Fatima Nasser, born in Sabha, Libya, has created a food delivery app called Yummy that delivers homemade meals cooked by women in their own kitchens.
In 2017, Tatweer Research, a government-funded company dedicated to creating Libya's knowledge economy, teamed up with MIT Enterprise Forum Pan Arab to launch Libya's first-ever Enjazi Startup Competition. Yummy was one of its three winners. At its core is the desire to encourage entrepreneurial development and help diversify the Libyan economy away from oil. With Yummy, women are able to work from home, anonymously, without having to interact with male customers. This makes it both liberating and socially acceptable, says Nasser.
She adds that home catering has become a trend since the war, as security problems have made it more dangerous for women to leave their homes and there is an increased economic need for women to work.
She launched Yummy in her hometown and told CNN that 300 cooks are ready to start work when the app launches this month in Libya's second-largest city, Benghazi, and then the capital Tripoli.

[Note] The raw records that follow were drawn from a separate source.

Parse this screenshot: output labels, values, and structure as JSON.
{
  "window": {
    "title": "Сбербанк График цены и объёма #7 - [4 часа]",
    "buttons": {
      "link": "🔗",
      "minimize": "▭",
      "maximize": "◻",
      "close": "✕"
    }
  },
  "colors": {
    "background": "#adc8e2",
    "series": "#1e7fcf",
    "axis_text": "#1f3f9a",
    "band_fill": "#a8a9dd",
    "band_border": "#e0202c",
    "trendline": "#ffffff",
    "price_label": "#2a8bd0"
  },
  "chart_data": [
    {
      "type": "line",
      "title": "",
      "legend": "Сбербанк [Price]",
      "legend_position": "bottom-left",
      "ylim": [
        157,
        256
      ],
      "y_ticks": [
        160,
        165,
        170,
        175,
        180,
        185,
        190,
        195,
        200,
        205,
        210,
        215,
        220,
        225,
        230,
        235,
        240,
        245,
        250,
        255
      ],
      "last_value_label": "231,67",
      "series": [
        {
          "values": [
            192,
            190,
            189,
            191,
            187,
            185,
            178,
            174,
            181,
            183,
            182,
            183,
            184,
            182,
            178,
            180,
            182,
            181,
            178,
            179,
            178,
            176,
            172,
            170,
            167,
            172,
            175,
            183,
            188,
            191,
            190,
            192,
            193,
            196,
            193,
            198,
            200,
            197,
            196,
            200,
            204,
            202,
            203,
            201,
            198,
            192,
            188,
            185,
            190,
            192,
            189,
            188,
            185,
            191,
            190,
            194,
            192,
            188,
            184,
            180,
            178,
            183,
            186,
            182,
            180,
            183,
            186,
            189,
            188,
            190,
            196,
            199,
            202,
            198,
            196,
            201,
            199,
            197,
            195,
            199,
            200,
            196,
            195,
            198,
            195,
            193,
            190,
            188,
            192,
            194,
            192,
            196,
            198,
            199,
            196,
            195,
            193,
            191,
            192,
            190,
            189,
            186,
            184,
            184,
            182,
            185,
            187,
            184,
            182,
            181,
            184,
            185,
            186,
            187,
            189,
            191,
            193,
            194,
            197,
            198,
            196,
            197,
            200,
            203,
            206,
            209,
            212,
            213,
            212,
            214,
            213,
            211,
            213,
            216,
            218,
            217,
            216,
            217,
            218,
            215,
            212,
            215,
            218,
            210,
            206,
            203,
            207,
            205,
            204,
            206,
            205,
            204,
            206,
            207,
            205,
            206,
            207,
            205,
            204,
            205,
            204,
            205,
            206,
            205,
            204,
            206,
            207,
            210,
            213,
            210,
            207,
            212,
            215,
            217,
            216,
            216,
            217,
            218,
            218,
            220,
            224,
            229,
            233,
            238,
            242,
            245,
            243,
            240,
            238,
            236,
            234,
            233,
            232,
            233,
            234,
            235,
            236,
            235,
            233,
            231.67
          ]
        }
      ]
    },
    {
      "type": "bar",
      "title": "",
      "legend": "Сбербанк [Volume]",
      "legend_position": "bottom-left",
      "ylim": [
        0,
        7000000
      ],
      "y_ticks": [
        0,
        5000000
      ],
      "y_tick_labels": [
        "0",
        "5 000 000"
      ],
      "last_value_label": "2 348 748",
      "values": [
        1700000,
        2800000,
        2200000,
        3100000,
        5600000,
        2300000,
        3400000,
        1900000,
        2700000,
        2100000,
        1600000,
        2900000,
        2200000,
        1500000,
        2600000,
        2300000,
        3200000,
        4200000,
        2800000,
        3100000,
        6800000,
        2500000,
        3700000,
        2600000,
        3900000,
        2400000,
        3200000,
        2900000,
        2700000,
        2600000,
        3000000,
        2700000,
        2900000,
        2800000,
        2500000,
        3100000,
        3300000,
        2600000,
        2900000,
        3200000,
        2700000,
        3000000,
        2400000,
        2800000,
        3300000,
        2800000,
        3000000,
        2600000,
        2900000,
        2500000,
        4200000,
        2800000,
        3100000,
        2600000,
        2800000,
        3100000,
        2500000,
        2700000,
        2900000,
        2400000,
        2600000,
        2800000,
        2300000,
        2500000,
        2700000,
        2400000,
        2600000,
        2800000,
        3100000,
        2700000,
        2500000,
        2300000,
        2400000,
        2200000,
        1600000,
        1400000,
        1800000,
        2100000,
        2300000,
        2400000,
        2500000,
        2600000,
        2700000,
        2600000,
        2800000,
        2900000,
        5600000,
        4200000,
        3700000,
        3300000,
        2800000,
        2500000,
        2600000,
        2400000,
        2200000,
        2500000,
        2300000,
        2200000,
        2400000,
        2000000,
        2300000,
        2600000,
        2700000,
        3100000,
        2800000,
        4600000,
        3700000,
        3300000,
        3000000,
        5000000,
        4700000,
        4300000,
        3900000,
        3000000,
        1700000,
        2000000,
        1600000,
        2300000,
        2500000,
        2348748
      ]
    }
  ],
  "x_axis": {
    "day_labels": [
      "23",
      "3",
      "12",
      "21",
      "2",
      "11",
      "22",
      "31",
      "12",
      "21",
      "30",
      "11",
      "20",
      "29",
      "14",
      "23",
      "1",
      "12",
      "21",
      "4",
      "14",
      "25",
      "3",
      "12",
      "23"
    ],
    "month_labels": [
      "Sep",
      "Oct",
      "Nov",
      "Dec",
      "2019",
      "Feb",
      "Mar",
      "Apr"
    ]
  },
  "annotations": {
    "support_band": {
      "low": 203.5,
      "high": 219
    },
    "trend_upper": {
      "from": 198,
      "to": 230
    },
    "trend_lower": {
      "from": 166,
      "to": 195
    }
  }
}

One major threat is delivering food in unsafe areas with high carjacking rates. To solve this, Yummy has set up neutral meeting points within the city, so that the order can be delivered as close to the customer as possible without endangering the driver.
Second is the fragile internet service in that country, but in case of a blackout, Yummy provides a phone number so that the delivery can be handled manually.
Her success, she says, is that she has listed all of the things that could go wrong while delivering food and created a solution for each one.